Markets have been unusually volatile and investors may be leery about the year ahead. The 2018 tax year will also mark the first year in which the tax reforms took effect. That means there are several variables and new factors to consider as you close out the year.
Here are some important details to check in on before the end of the year.
Reallocate and rebalance
With the market on a tear for the past nine years, many investors’ portfolios have become stock heavy and may no longer reflect big picture goals, says Samuel Wieser, CEO and investment advisor for Northman Financial.
Asset allocation is a significant driver of portfolio performance, he says, and periodic rebalancing is a critical part of ensuring you are sticking with your investment strategy.
“If your portfolio has a bloated stock allocation, you are likely exposing yourself to excess risk,” Wieser says. “Many experts believe we may see a significant downturn in the economy and stock market in the coming months after the longest bull market in history. If you haven’t rebalanced lately, now would be a great time.”
A common mistake when rebalancing, he says, is to only focus on your IRA or brokerage accounts. Make sure you also look at your 401(k) or any other employer sponsored plan. Usually, the allocations in your account are completely up to you even though there may be a third party investment manager looking after the plan as a whole.

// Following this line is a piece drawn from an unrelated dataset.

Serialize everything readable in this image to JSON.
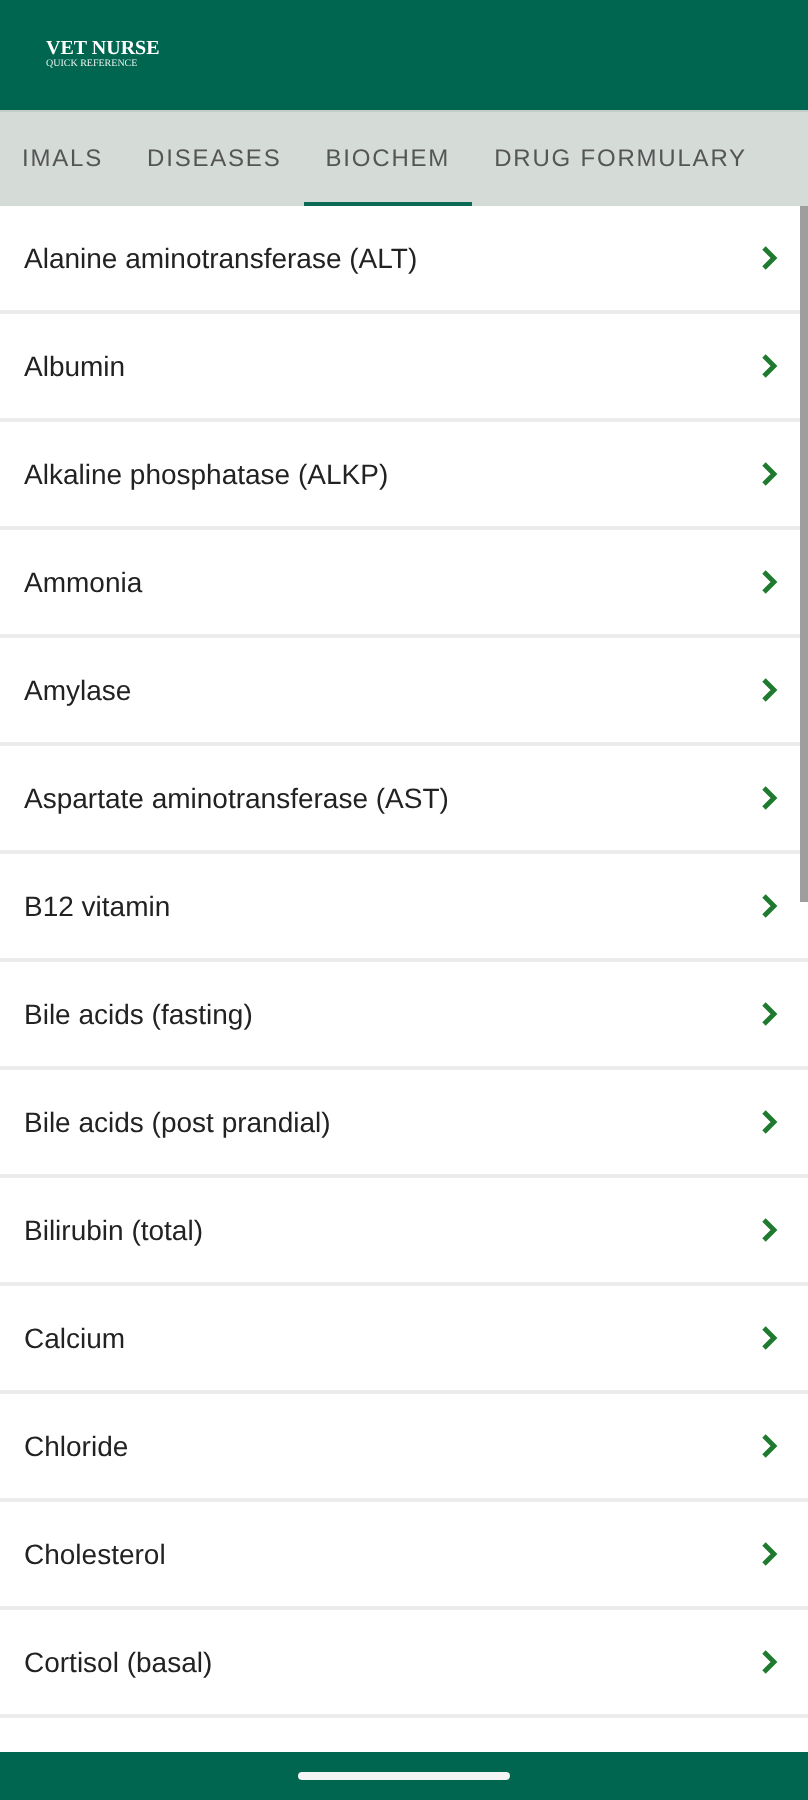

As a guideline for asset allocation, advisers recommend holding equities in the amount of 100 minus your age. So a typical 40 year old will hold 60% in equities. But consider that guideline alongside the fact that Americans are living longer and earning fewer rewards from low-risk investments. Your risk tolerance may be higher.
Harvest your losses to lower your tax bill
Many investments have lost ground over the past several months, so there may be more opportunities than usual to sell investments at a loss and reinvest them in similar (but not identical) investments, says Bill Nelson, founder of Pacesetter Planning.

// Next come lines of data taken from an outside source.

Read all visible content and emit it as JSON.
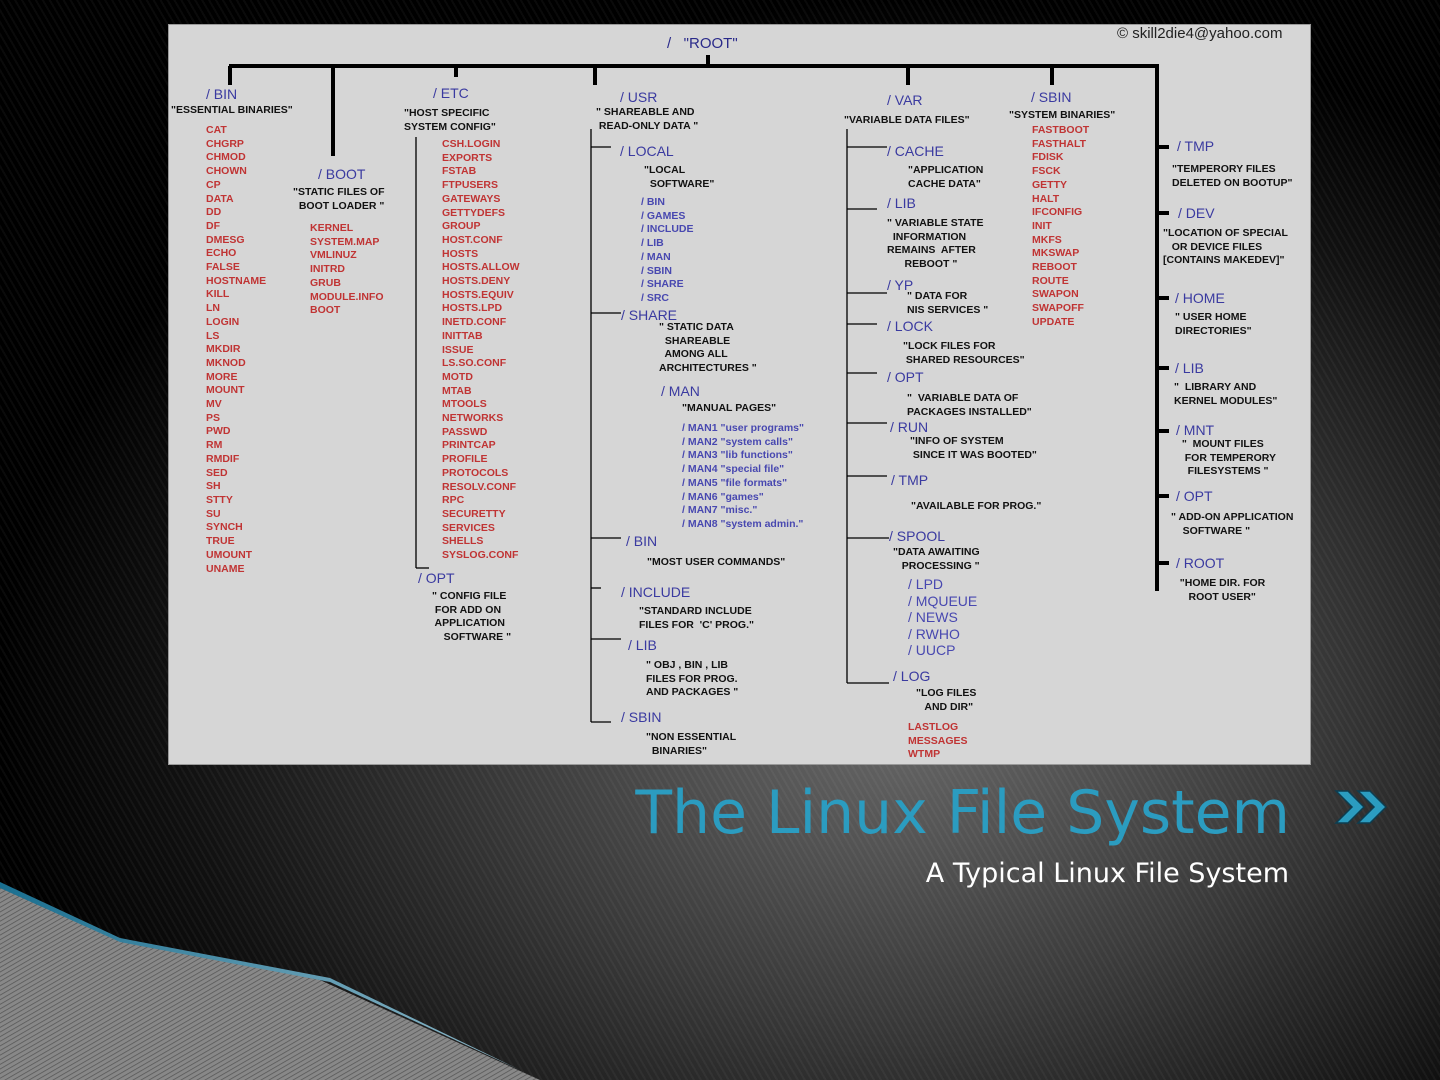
{
  "slide": {
    "title": "The Linux File System",
    "subtitle": "A Typical Linux File System",
    "accent_color": "#2b9cc0",
    "nav_icon": "double-chevron-right-icon"
  },
  "diagram": {
    "root": "/   \"ROOT\"",
    "copyright": "© skill2die4@yahoo.com",
    "bin": {
      "label": "/ BIN",
      "desc": "\"ESSENTIAL BINARIES\"",
      "items": [
        "CAT",
        "CHGRP",
        "CHMOD",
        "CHOWN",
        "CP",
        "DATA",
        "DD",
        "DF",
        "DMESG",
        "ECHO",
        "FALSE",
        "HOSTNAME",
        "KILL",
        "LN",
        "LOGIN",
        "LS",
        "MKDIR",
        "MKNOD",
        "MORE",
        "MOUNT",
        "MV",
        "PS",
        "PWD",
        "RM",
        "RMDIF",
        "SED",
        "SH",
        "STTY",
        "SU",
        "SYNCH",
        "TRUE",
        "UMOUNT",
        "UNAME"
      ]
    },
    "boot": {
      "label": "/ BOOT",
      "desc": "\"STATIC FILES OF\n  BOOT LOADER \"",
      "items": [
        "KERNEL",
        "SYSTEM.MAP",
        "VMLINUZ",
        "INITRD",
        "GRUB",
        "MODULE.INFO",
        "BOOT"
      ]
    },
    "etc": {
      "label": "/ ETC",
      "desc": "\"HOST SPECIFIC\nSYSTEM CONFIG\"",
      "items": [
        "CSH.LOGIN",
        "EXPORTS",
        "FSTAB",
        "FTPUSERS",
        "GATEWAYS",
        "GETTYDEFS",
        "GROUP",
        "HOST.CONF",
        "HOSTS",
        "HOSTS.ALLOW",
        "HOSTS.DENY",
        "HOSTS.EQUIV",
        "HOSTS.LPD",
        "INETD.CONF",
        "INITTAB",
        "ISSUE",
        "LS.SO.CONF",
        "MOTD",
        "MTAB",
        "MTOOLS",
        "NETWORKS",
        "PASSWD",
        "PRINTCAP",
        "PROFILE",
        "PROTOCOLS",
        "RESOLV.CONF",
        "RPC",
        "SECURETTY",
        "SERVICES",
        "SHELLS",
        "SYSLOG.CONF"
      ],
      "opt": {
        "label": "/ OPT",
        "desc": "\" CONFIG FILE\n FOR ADD ON\n APPLICATION\n    SOFTWARE \""
      }
    },
    "usr": {
      "label": "/ USR",
      "desc": "\" SHAREABLE AND\n READ-ONLY DATA \"",
      "local": {
        "label": "/ LOCAL",
        "desc": "\"LOCAL\n  SOFTWARE\"",
        "items": [
          "/ BIN",
          "/ GAMES",
          "/ INCLUDE",
          "/ LIB",
          "/ MAN",
          "/ SBIN",
          "/ SHARE",
          "/ SRC"
        ]
      },
      "share": {
        "label": "/ SHARE",
        "desc": "\" STATIC DATA\n  SHAREABLE\n  AMONG ALL\nARCHITECTURES \""
      },
      "man": {
        "label": "/ MAN",
        "desc": "\"MANUAL PAGES\"",
        "items": [
          "/ MAN1 \"user programs\"",
          "/ MAN2 \"system calls\"",
          "/ MAN3 \"lib functions\"",
          "/ MAN4 \"special file\"",
          "/ MAN5 \"file formats\"",
          "/ MAN6 \"games\"",
          "/ MAN7 \"misc.\"",
          "/ MAN8 \"system admin.\""
        ]
      },
      "bin": {
        "label": "/ BIN",
        "desc": "\"MOST USER COMMANDS\""
      },
      "include": {
        "label": "/ INCLUDE",
        "desc": "\"STANDARD INCLUDE\nFILES FOR  'C' PROG.\""
      },
      "lib": {
        "label": "/ LIB",
        "desc": "\" OBJ , BIN , LIB\nFILES FOR PROG.\nAND PACKAGES \""
      },
      "sbin": {
        "label": "/ SBIN",
        "desc": "\"NON ESSENTIAL\n  BINARIES\""
      }
    },
    "var": {
      "label": "/ VAR",
      "desc": "\"VARIABLE DATA FILES\"",
      "cache": {
        "label": "/ CACHE",
        "desc": "\"APPLICATION\nCACHE DATA\""
      },
      "lib": {
        "label": "/ LIB",
        "desc": "\" VARIABLE STATE\n  INFORMATION\nREMAINS  AFTER\n      REBOOT \""
      },
      "yp": {
        "label": "/ YP",
        "desc": "\" DATA FOR\nNIS SERVICES \""
      },
      "lock": {
        "label": "/ LOCK",
        "desc": "\"LOCK FILES FOR\n SHARED RESOURCES\""
      },
      "opt": {
        "label": "/ OPT",
        "desc": "\"  VARIABLE DATA OF\nPACKAGES INSTALLED\""
      },
      "run": {
        "label": "/ RUN",
        "desc": "\"INFO OF SYSTEM\n SINCE IT WAS BOOTED\""
      },
      "tmp": {
        "label": "/ TMP",
        "desc": "\"AVAILABLE FOR PROG.\""
      },
      "spool": {
        "label": "/ SPOOL",
        "desc": "\"DATA AWAITING\n   PROCESSING \"",
        "items": [
          "/ LPD",
          "/ MQUEUE",
          "/ NEWS",
          "/ RWHO",
          "/ UUCP"
        ]
      },
      "log": {
        "label": "/ LOG",
        "desc": "\"LOG FILES\n   AND DIR\"",
        "items": [
          "LASTLOG",
          "MESSAGES",
          "WTMP"
        ]
      }
    },
    "sbin": {
      "label": "/ SBIN",
      "desc": "\"SYSTEM BINARIES\"",
      "items": [
        "FASTBOOT",
        "FASTHALT",
        "FDISK",
        "FSCK",
        "GETTY",
        "HALT",
        "IFCONFIG",
        "INIT",
        "MKFS",
        "MKSWAP",
        "REBOOT",
        "ROUTE",
        "SWAPON",
        "SWAPOFF",
        "UPDATE"
      ]
    },
    "right": [
      {
        "label": "/ TMP",
        "desc": "\"TEMPERORY FILES\nDELETED ON BOOTUP\""
      },
      {
        "label": "/ DEV",
        "desc": "\"LOCATION OF SPECIAL\n   OR DEVICE FILES\n[CONTAINS MAKEDEV]\""
      },
      {
        "label": "/ HOME",
        "desc": "\" USER HOME\nDIRECTORIES\""
      },
      {
        "label": "/ LIB",
        "desc": "\"  LIBRARY AND\nKERNEL MODULES\""
      },
      {
        "label": "/ MNT",
        "desc": "  \"  MOUNT FILES\n   FOR TEMPERORY\n    FILESYSTEMS \""
      },
      {
        "label": "/ OPT",
        "desc": "\" ADD-ON APPLICATION\n    SOFTWARE \""
      },
      {
        "label": "/ ROOT",
        "desc": "   \"HOME DIR. FOR\n      ROOT USER\""
      }
    ]
  }
}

This process is called “tax loss harvesting.” Your capital losses can offset other investment income you’ve received this year to reduce the taxes you owe come April. If you have more capital losses than gains, up to $3,000 can be deducted against ordinary income.
Harvesting losses also allows investors to reduce their exposure to individual stocks they’ve seen a gain on in the past five to ten years (like Apple, Netflix, Amazon), without taking a big hit from capital gains taxes on those positions.
“You should not let the tax tail wag the dog, but you should consider that capital losses can offset taxable capital gains from investments and reduce your tax bill,” says Lorri Winkcompleck, president of Gap Financial.